И вот наконец они собрались. Вернее, собралась мать, поскольку на чесалку ездила только она и отца к этому делу не допускали. Рано утром под выходной отец запряг Карюху, меня завернули в собачью доху, посадили в головки саней на мешки с шерстью, мать взяла вожжи, и мы поехали. Когда-то Карюха была резвой лошадью, на ней ездил сам председатель сельпо, но однажды во время урагана на нее упало дерево и повредило крестец. Кобыла долго болела, ее хотели уже отправить на мясокомбинат, однако пожалели и отдали отцу. Отец выходил Карюху, поставил на ноги, а через год она ожеребилась. Лошадь была настолько старательной, что будто забывала об увечье. Если ее не сдерживать, то она могла бежать до тех пор, пока не подкашивались задние ноги. Кто не знал о Карюхиной болезни, удивленно таращил глаза, когда она вдруг садилась по-собачьи среди дороги и, отдуваясь, тихонько постанывала. Если ездить с умом, то кобыле цены не было. Давай ей почаще передышку — хоть на край света уедешь.

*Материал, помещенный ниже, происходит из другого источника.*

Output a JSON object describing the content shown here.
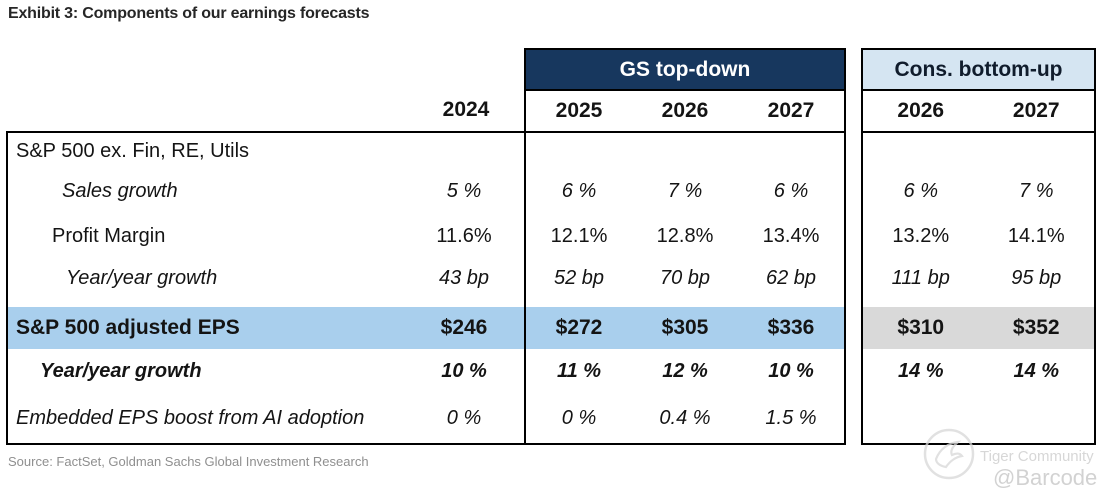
{
  "title": "Exhibit 3: Components of our earnings forecasts",
  "source": "Source: FactSet, Goldman Sachs Global Investment Research",
  "watermark": {
    "community": "Tiger Community",
    "handle": "@Barcode"
  },
  "colors": {
    "navy_header_bg": "#17375e",
    "navy_header_text": "#ffffff",
    "cons_header_bg": "#d5e5f2",
    "highlight_blue": "#a9cfed",
    "highlight_gray": "#d9d9d9",
    "border": "#000000",
    "source_text": "#8f8f8f"
  },
  "table": {
    "group_headers": {
      "gs": "GS top-down",
      "cons": "Cons. bottom-up"
    },
    "years": {
      "base": "2024",
      "gs": [
        "2025",
        "2026",
        "2027"
      ],
      "cons": [
        "2026",
        "2027"
      ]
    },
    "rows": [
      {
        "label": "S&P 500 ex. Fin, RE, Utils",
        "style": "regular",
        "indent": 0,
        "highlight": false,
        "values": [
          "",
          "",
          "",
          "",
          "",
          ""
        ]
      },
      {
        "label": "Sales growth",
        "style": "italic",
        "indent": 46,
        "highlight": false,
        "values": [
          "5 %",
          "6 %",
          "7 %",
          "6 %",
          "6 %",
          "7 %"
        ]
      },
      {
        "label": "Profit Margin",
        "style": "regular",
        "indent": 36,
        "highlight": false,
        "values": [
          "11.6%",
          "12.1%",
          "12.8%",
          "13.4%",
          "13.2%",
          "14.1%"
        ]
      },
      {
        "label": "Year/year growth",
        "style": "italic",
        "indent": 50,
        "highlight": false,
        "values": [
          "43 bp",
          "52 bp",
          "70 bp",
          "62 bp",
          "111 bp",
          "95 bp"
        ]
      },
      {
        "label": "S&P 500 adjusted EPS",
        "style": "bold",
        "indent": 0,
        "highlight": true,
        "values": [
          "$246",
          "$272",
          "$305",
          "$336",
          "$310",
          "$352"
        ]
      },
      {
        "label": "Year/year growth",
        "style": "bold-italic",
        "indent": 24,
        "highlight": false,
        "values": [
          "10 %",
          "11 %",
          "12 %",
          "10 %",
          "14 %",
          "14 %"
        ]
      },
      {
        "label": "Embedded EPS boost from AI adoption",
        "style": "italic",
        "indent": 0,
        "highlight": false,
        "values": [
          "0 %",
          "0 %",
          "0.4 %",
          "1.5 %",
          "",
          ""
        ]
      }
    ]
  },
  "chart_data": {
    "type": "table",
    "title": "Exhibit 3: Components of our earnings forecasts",
    "column_groups": [
      "(base)",
      "GS top-down",
      "Cons. bottom-up"
    ],
    "columns": [
      "2024",
      "GS 2025",
      "GS 2026",
      "GS 2027",
      "Cons 2026",
      "Cons 2027"
    ],
    "rows": [
      {
        "label": "S&P 500 ex. Fin, RE, Utils",
        "values": [
          "",
          "",
          "",
          "",
          "",
          ""
        ]
      },
      {
        "label": "Sales growth",
        "values": [
          "5 %",
          "6 %",
          "7 %",
          "6 %",
          "6 %",
          "7 %"
        ]
      },
      {
        "label": "Profit Margin",
        "values": [
          "11.6%",
          "12.1%",
          "12.8%",
          "13.4%",
          "13.2%",
          "14.1%"
        ]
      },
      {
        "label": "Year/year growth (margin)",
        "values": [
          "43 bp",
          "52 bp",
          "70 bp",
          "62 bp",
          "111 bp",
          "95 bp"
        ]
      },
      {
        "label": "S&P 500 adjusted EPS",
        "values": [
          "$246",
          "$272",
          "$305",
          "$336",
          "$310",
          "$352"
        ]
      },
      {
        "label": "Year/year growth (EPS)",
        "values": [
          "10 %",
          "11 %",
          "12 %",
          "10 %",
          "14 %",
          "14 %"
        ]
      },
      {
        "label": "Embedded EPS boost from AI adoption",
        "values": [
          "0 %",
          "0 %",
          "0.4 %",
          "1.5 %",
          "",
          ""
        ]
      }
    ],
    "source": "Source: FactSet, Goldman Sachs Global Investment Research",
    "layout": "left block = row labels + 2024 base column; middle bordered block = GS top-down 2025-2027; right bordered block = Cons. bottom-up 2026-2027; EPS row highlighted blue (GS) and gray (consensus)"
  }
}
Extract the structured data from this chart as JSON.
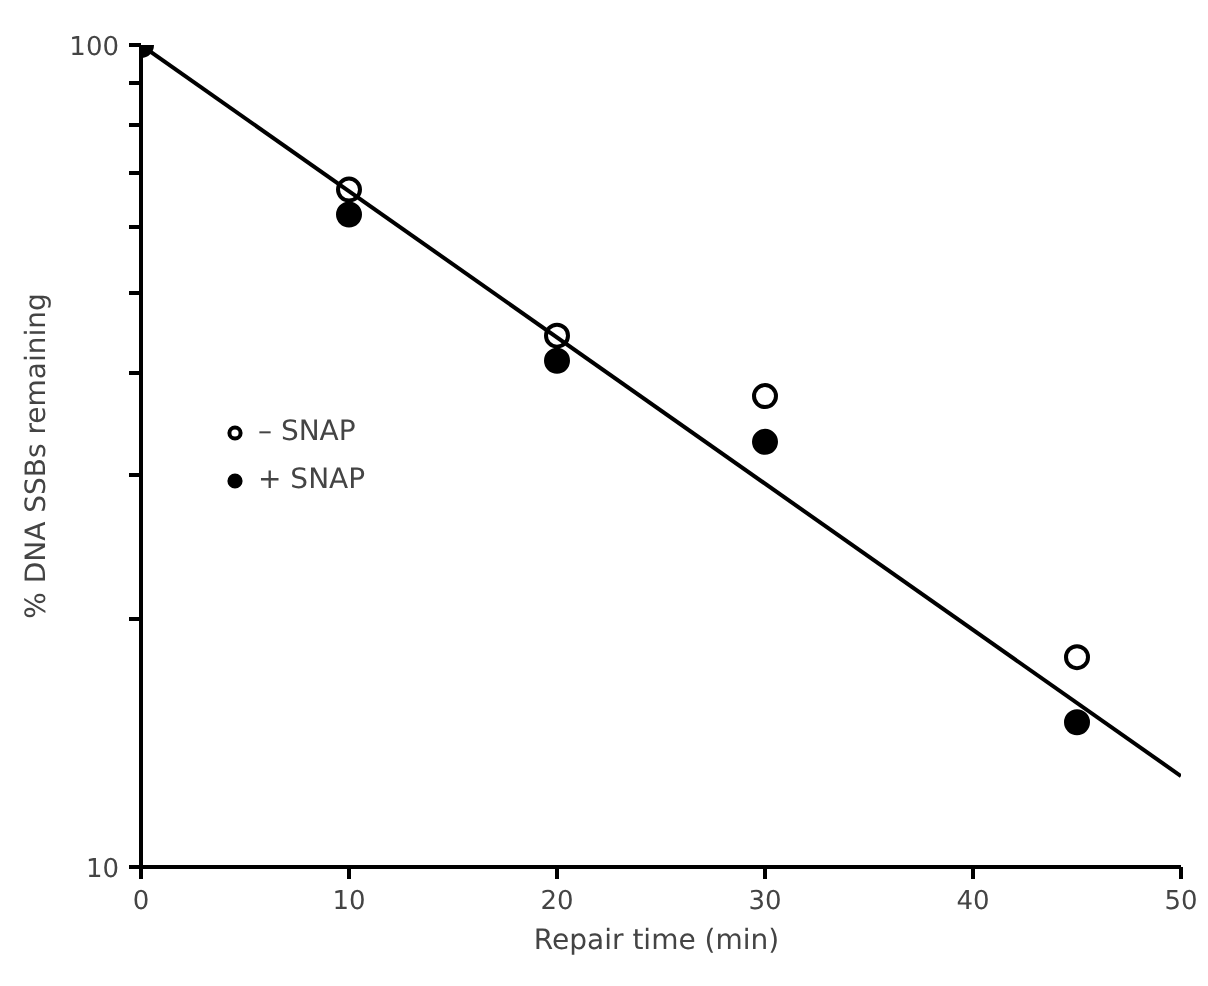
{
  "chart_data": {
    "type": "scatter",
    "xlabel": "Repair time  (min)",
    "ylabel": "% DNA SSBs remaining",
    "log": "y",
    "xlim": [
      0,
      50
    ],
    "ylim": [
      10,
      100
    ],
    "xticks": [
      0,
      10,
      20,
      30,
      40,
      50
    ],
    "yticks": [
      10,
      {
        "value": 20,
        "label": null
      },
      {
        "value": 30,
        "label": null
      },
      {
        "value": 40,
        "label": null
      },
      {
        "value": 50,
        "label": null
      },
      {
        "value": 60,
        "label": null
      },
      {
        "value": 70,
        "label": null
      },
      {
        "value": 80,
        "label": null
      },
      {
        "value": 90,
        "label": null
      },
      100
    ],
    "x": [
      0,
      10,
      20,
      30,
      45
    ],
    "marker": "circle",
    "legend": "left",
    "grid": false,
    "series": [
      {
        "name": "– SNAP",
        "color": "#ffffff",
        "values": [
          null,
          66.7,
          44.3,
          37.4,
          18.0
        ]
      },
      {
        "name": "+ SNAP",
        "color": "#000000",
        "values": [
          100,
          62.2,
          41.3,
          32.9,
          15.0
        ]
      },
      {
        "type": "line",
        "marker": "none",
        "color": "#000000",
        "x": [
          0,
          50
        ],
        "values": [
          100,
          12.9
        ]
      }
    ]
  }
}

Утро было дремотное, скрипели на морозе полозья, прыгали в небе звезды, а темнота подступала так близко к дороге, что ее можно было пощупать руками. Я слизывал мягкий куржак с воротника дохи и клевал носом.
— Не спи, Серенька! — весело окликала мать. — Давай лучше споем!
Она запевала, а я все равно дремал, и что за сладость была в этих коротких снах! Я слышал материн голос и видел лихую тройку, которая мчится не по Волге-матушке, а по нашей Чети, видел уныло напевающего, но развеселого ямщика и чувствовал даже, как комья снега из-под копыт мягко бьют мне в спину. Скачка была радостной, потому что и во сне я помнил, что еду в Лукояново и впереди еще так много дороги. К тому же вот-вот рассветет, и тогда можно будет посмотреть новые места.
— Ну что, Серенька? Не замерз? — спросила мать в перерыве между песнями.